Sequence-aware Large Language Models for Explainable Recommendation
This addresses the need for more practical and effective explainable recommender systems for users and developers, representing an incremental improvement over existing LLM-based approaches.
The paper tackles the problem that existing LLM-based explainable recommendation methods overlook sequential user behavior dynamics and use misaligned evaluation metrics, proposing SELLER which integrates explanation generation with utility-aware evaluation. Experiments show SELLER consistently outperforms prior methods in explanation quality and real-world utility on public benchmarks.

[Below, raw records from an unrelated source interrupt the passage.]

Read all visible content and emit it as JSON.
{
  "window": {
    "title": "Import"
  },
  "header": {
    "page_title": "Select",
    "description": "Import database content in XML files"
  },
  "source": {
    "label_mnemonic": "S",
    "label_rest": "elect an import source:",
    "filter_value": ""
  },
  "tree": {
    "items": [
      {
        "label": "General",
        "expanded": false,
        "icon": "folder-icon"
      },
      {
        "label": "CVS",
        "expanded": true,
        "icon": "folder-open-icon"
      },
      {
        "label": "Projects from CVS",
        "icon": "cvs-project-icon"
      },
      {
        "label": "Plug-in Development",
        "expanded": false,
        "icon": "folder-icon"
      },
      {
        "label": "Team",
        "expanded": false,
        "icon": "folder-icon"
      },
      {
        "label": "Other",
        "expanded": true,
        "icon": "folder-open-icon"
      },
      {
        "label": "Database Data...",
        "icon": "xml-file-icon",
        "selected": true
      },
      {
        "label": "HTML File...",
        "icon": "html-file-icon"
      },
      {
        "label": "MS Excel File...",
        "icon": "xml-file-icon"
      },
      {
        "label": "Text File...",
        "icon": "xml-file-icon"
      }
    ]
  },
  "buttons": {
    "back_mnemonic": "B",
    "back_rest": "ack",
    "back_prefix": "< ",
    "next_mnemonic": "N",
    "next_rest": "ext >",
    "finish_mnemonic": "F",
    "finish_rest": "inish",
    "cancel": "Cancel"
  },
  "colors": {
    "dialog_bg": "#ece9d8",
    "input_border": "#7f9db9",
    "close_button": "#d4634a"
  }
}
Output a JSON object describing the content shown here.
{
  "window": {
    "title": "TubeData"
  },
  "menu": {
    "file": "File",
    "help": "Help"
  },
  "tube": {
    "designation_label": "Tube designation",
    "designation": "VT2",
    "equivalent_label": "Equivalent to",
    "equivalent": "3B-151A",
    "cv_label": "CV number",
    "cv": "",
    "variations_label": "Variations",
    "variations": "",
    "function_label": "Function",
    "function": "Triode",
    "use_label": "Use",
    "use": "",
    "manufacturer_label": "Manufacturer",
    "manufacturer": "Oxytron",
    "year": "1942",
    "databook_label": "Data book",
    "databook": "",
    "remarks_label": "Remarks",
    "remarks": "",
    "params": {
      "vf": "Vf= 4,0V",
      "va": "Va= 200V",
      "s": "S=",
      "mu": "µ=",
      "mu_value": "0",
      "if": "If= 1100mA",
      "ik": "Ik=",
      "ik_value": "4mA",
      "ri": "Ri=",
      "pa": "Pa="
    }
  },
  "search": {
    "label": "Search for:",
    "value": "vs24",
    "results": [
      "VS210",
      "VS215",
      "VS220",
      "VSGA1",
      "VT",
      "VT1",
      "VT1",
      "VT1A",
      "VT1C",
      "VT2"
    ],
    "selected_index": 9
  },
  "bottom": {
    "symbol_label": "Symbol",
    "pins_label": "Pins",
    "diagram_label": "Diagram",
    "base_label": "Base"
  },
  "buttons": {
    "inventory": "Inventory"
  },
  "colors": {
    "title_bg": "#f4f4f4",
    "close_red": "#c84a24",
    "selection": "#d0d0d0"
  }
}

Large Language Models (LLMs) have shown strong potential in generating natural language explanations for recommender systems. However, existing methods often overlook the sequential dynamics of user behavior and rely on evaluation metrics misaligned with practical utility. We propose SELLER (SEquence-aware LLM-based framework for Explainable Recommendation), which integrates explanation generation with utility-aware evaluation. SELLER combines a dual-path encoder-capturing both user behavior and item semantics with a Mixture-of-Experts adapter to align these signals with LLMs. A unified evaluation framework assesses explanations via both textual quality and their effect on recommendation outcomes. Experiments on public benchmarks show that SELLER consistently outperforms prior methods in explanation quality and real-world utility.